Life under Apartheid has created a secure future for Robin Conrad, a nine-year-old white girl living with her parents in 1970s Johannesburg. In the same nation but worlds apart, Beauty Mbali, a Xhosa woman in a rural village in the Bantu homeland of the Transkei, struggles to raise her children alone after her husband's death. Both lives have been built upon the division of race, and their meeting should never have occurred... until the Soweto Uprising, in which a protest by black students ignites racial conflict, alters the fault lines on which their society is built, and shatters their worlds when Robin's parents are left dead and Beauty's daughter goes missing.
After Robin is sent to live with her loving but irresponsible aunt, Beauty is hired to care for Robin while continuing the search for her daughter. In Beauty, Robin finds the security and family that she craves, and the two forge an inextricable bond through their deep personal losses. But Robin knows that if Beauty finds her daughter, Robin could lose her new caretaker forever, so she makes a desperate decision with devastating consequences. Her quest to make amends and find redemption is a journey of self-discovery in which she learns the harsh truths of the society that once promised her protection.
Told through Beauty and Robin's alternating perspectives, the interwoven narratives create a rich and complex tapestry of the emotions and tensions at the heart of Apartheid-era South Africa. Hum if You Don't Know the Words is a beautifully rendered look at loss, racism, and the creation of family.
“I didn’t know what to say in a world where people were hated and attacked for not being the right color, not speaking the right language, not worshipping the right god or not loving the right people; a world where hatred was the common language, and bricks, the only words.”

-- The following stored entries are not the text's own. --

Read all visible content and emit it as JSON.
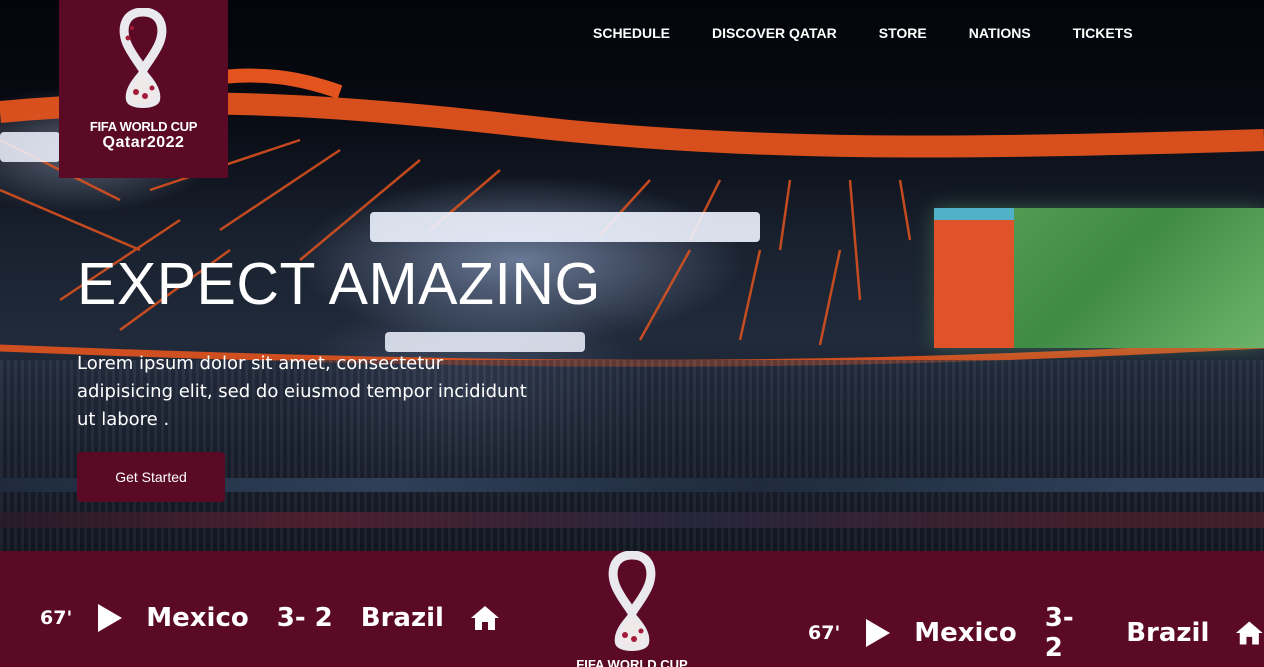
{
  "logo": {
    "line1": "FIFA WORLD CUP",
    "line2": "Qatar2022"
  },
  "nav": {
    "items": [
      {
        "label": "SCHEDULE"
      },
      {
        "label": "DISCOVER QATAR"
      },
      {
        "label": "STORE"
      },
      {
        "label": "NATIONS"
      },
      {
        "label": "TICKETS"
      }
    ]
  },
  "hero": {
    "title": "EXPECT AMAZING",
    "text": "Lorem ipsum dolor sit amet, consectetur adipisicing elit, sed do eiusmod tempor incididunt ut labore .",
    "cta_label": "Get Started"
  },
  "bottom_bar": {
    "logo_text": "FIFA WORLD CUP",
    "matches": [
      {
        "minute": "67'",
        "home": "Mexico",
        "score": "3- 2",
        "away": "Brazil"
      },
      {
        "minute": "67'",
        "home": "Mexico",
        "score": "3- 2",
        "away": "Brazil"
      }
    ]
  },
  "colors": {
    "brand": "#5a0a24",
    "accent_roof": "#e2531e",
    "text": "#ffffff"
  },
  "icons": [
    "play-icon",
    "home-icon",
    "world-cup-emblem-icon"
  ]
}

Bianca Marais, Hum If You Don’t Know the Words
Hum If You Don’t Know the Words is beautifully written and will stay with me for a long time. In this debut novel, Marais addresses race, class, and loss in apartheid-era South Africa in the 70s. The novel took me on an emotional and (at times) heartbreaking journey. However, it also made me smile along the way. Nine-year-old Robin is not your typical kid. She is articulate, perceptive and also quite the snoop. Growing up, Robin has been taught blacks are inferior and “bad” people. She knows bad black men were responsible for the brutal murder of her parents. Thankfully, Beauty shows up and proves otherwise. Beauty provides the love, patience, and attention Robin has been seeking all of her young life. Although the book’s main point is mostly about Beauty and Robin’s lives, don’t get it twisted, it also shows how life in apartheid South Africa created a destructive and extremely harsh life for black Africans. This is the first novel I have read about South Africa and apartheid, but it will definitely not be my last. If you would like to get an inkling about life in South Africa in the 70s, I highly recommend this impressive and well-written novel. Oh, and once you read it, you’ll understand the meaning of the owl and parrot on the cover. 🙂
Thank you to Edelweiss and G.P. Putnam’s Sons for an arc of the book in exchange for an honest review. It was an honor!